In separate comments, Trump laid out four objectives for the war when he spoke at the White House, saying U.S. forces were aimed at destroying Iran’s missile capabilities, wiping out its naval capacity, stopping Iran from obtaining a nuclear weapon, and ensuring the “Iranian regime cannot continue to arm, fund and direct terrorist armies outside of their borders.” Trump also said the operation represented what he described as “our last, best chance to strike — what we’re doing right now — and eliminate the intolerable threats posed by this sick and sinister regime,” according to the report.
While Republicans moved to characterize the action as necessary in response to imminent consequences, Democrats challenged both the premise of an immediate threat and the case for continued hostilities without congressional authorization. Mark Warner, the top Democrat on the Senate Intelligence Committee, said he has heard “four or five stated reasons for the attack” and demanded that Trump explain his case publicly, along with what Warner described as an exit plan.
Warner said: “There was no imminent threat to the United States of America by the Iranians. There was a threat to Israel.” Other Democrats, including Sen. Jeff Merkley of Oregon, questioned whether the U.S. was being drawn in by Israel’s decisions, saying, “Are we now such an enfeebled nation that Israel decides when we go to war?”

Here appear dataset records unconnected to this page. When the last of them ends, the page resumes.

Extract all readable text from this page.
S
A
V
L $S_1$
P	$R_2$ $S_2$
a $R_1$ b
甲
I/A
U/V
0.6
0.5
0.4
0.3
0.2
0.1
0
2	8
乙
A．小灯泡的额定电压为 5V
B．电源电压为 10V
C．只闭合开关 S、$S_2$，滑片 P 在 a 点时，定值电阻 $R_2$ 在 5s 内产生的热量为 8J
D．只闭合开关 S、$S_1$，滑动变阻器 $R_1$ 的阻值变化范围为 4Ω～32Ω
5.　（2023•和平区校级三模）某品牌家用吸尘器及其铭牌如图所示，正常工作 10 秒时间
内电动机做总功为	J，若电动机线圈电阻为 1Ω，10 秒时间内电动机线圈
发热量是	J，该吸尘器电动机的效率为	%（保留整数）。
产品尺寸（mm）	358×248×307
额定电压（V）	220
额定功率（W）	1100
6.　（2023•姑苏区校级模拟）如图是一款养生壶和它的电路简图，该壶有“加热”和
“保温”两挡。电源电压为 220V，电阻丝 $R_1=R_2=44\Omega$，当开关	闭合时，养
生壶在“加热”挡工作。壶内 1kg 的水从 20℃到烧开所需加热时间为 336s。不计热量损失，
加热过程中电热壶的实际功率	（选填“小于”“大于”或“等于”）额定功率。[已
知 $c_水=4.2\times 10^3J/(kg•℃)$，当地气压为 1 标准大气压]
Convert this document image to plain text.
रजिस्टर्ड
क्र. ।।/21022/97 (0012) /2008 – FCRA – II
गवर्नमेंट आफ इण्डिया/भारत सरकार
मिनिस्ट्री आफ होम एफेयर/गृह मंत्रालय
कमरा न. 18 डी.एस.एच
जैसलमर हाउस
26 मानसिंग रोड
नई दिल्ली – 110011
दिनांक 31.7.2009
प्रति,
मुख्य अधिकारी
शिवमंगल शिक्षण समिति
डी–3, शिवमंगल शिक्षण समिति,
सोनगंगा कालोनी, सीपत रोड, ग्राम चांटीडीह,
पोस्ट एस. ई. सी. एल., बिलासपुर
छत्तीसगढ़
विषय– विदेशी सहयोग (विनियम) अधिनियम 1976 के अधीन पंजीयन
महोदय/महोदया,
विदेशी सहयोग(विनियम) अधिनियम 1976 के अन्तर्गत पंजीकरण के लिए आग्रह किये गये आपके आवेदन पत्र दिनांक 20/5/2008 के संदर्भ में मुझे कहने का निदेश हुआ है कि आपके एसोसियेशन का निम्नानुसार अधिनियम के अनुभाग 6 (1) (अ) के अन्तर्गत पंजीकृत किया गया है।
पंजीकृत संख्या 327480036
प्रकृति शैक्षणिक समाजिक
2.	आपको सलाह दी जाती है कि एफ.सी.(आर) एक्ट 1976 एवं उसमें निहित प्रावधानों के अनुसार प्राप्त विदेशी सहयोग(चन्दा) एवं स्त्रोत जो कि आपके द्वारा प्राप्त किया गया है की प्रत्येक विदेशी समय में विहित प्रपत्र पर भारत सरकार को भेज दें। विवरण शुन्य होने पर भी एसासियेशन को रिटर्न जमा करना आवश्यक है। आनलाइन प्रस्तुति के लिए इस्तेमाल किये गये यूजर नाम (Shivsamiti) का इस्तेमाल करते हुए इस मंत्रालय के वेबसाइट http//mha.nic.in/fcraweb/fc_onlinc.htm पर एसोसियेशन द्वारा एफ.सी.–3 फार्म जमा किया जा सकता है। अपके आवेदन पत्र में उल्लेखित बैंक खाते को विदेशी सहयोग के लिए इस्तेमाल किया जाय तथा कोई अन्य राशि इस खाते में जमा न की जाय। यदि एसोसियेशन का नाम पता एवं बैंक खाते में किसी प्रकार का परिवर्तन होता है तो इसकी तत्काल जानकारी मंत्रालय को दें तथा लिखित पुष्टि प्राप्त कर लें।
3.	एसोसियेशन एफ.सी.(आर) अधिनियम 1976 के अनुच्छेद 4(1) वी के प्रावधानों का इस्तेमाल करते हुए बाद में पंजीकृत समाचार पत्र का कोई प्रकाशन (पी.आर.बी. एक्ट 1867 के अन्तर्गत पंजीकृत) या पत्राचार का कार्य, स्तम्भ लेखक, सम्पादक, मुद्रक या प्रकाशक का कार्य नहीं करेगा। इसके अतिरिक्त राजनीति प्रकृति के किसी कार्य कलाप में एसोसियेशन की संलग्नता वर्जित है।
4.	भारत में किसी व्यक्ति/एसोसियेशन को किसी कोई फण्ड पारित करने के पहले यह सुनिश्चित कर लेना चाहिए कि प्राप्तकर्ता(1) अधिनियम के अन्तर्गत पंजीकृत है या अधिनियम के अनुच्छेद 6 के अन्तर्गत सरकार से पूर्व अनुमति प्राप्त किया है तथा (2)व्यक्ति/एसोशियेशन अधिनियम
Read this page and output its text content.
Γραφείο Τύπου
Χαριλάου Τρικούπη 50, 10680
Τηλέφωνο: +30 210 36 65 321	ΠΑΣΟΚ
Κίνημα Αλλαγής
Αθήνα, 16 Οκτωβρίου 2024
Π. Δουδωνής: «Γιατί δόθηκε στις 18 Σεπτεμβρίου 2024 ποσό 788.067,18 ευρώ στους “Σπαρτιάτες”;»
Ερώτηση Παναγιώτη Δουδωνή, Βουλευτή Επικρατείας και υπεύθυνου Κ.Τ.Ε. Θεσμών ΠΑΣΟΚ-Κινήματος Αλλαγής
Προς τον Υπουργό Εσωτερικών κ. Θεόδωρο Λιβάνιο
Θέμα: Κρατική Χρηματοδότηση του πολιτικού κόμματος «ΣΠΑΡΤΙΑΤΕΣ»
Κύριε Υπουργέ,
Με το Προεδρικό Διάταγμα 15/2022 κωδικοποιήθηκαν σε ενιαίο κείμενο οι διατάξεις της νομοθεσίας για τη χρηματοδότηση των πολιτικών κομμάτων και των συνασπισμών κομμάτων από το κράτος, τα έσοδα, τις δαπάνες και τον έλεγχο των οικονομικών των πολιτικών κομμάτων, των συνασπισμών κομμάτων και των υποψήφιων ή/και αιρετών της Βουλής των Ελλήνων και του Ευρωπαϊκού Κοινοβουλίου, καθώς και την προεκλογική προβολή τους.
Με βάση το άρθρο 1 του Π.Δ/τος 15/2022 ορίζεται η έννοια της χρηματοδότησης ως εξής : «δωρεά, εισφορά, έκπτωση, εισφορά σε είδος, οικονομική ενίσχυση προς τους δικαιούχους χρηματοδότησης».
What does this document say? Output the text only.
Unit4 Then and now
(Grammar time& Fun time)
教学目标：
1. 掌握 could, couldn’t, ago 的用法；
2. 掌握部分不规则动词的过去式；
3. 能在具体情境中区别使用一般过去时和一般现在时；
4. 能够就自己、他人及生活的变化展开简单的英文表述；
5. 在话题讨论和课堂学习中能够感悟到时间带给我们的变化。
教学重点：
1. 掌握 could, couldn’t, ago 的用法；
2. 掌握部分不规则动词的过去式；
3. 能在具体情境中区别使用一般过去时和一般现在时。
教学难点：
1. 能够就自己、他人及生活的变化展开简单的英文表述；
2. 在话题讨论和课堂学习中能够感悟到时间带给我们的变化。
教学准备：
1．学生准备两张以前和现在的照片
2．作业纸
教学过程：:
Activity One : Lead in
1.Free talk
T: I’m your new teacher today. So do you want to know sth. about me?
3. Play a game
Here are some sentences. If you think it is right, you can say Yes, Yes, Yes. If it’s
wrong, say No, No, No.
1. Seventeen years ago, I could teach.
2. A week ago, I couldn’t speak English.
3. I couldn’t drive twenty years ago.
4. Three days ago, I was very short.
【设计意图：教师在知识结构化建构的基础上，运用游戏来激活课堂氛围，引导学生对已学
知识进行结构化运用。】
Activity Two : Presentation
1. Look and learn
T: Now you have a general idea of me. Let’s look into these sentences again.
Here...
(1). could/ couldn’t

The war powers fight is playing out against a backdrop of broader executive authority and immediate fiscal pressures, the report said. It described Congress’s constitutional role in declaring war alongside the reality that presidents of both major political parties have accumulated authority over time to carry out more limited strikes, and it noted that Congress has declared war only five times in U.S. history, most recently in 1941.
The report also said Homeland Security was operating without routine funds due to a standoff with Democrats over their demands to restrain Trump’s immigration enforcement operations, and it described lawmakers as divided over both the potential costs in lives and spending. Rep. Adam Smith, the top Democrat on the House Armed Services Committee, said the president “unilaterally decided to do this” rather than making the case to Congress and the American people.
For the administration, Republicans argued against tying Trump’s hands as Congress debates a war powers resolution. Johnson said tying Trump’s hands “right now would be ‘frightening’” as he works to defeat the resolution, and it described the likelihood of the House and Senate being unable to override a veto. Even if Congress could pass a measure this week, the report said, a two-thirds vote would be unlikely to succeed.
As lawmakers focus on oversight, Rubio also said the administration encouraged the Iranian people to rise up and choose new leaders, even as he said the administration’s stated objective was not democratization. Rubio said, “We would love to see this regime be replaced,” and added that if there were ways to help “down the road,” the administration would be open, “but that’s not the objective,” according to the report.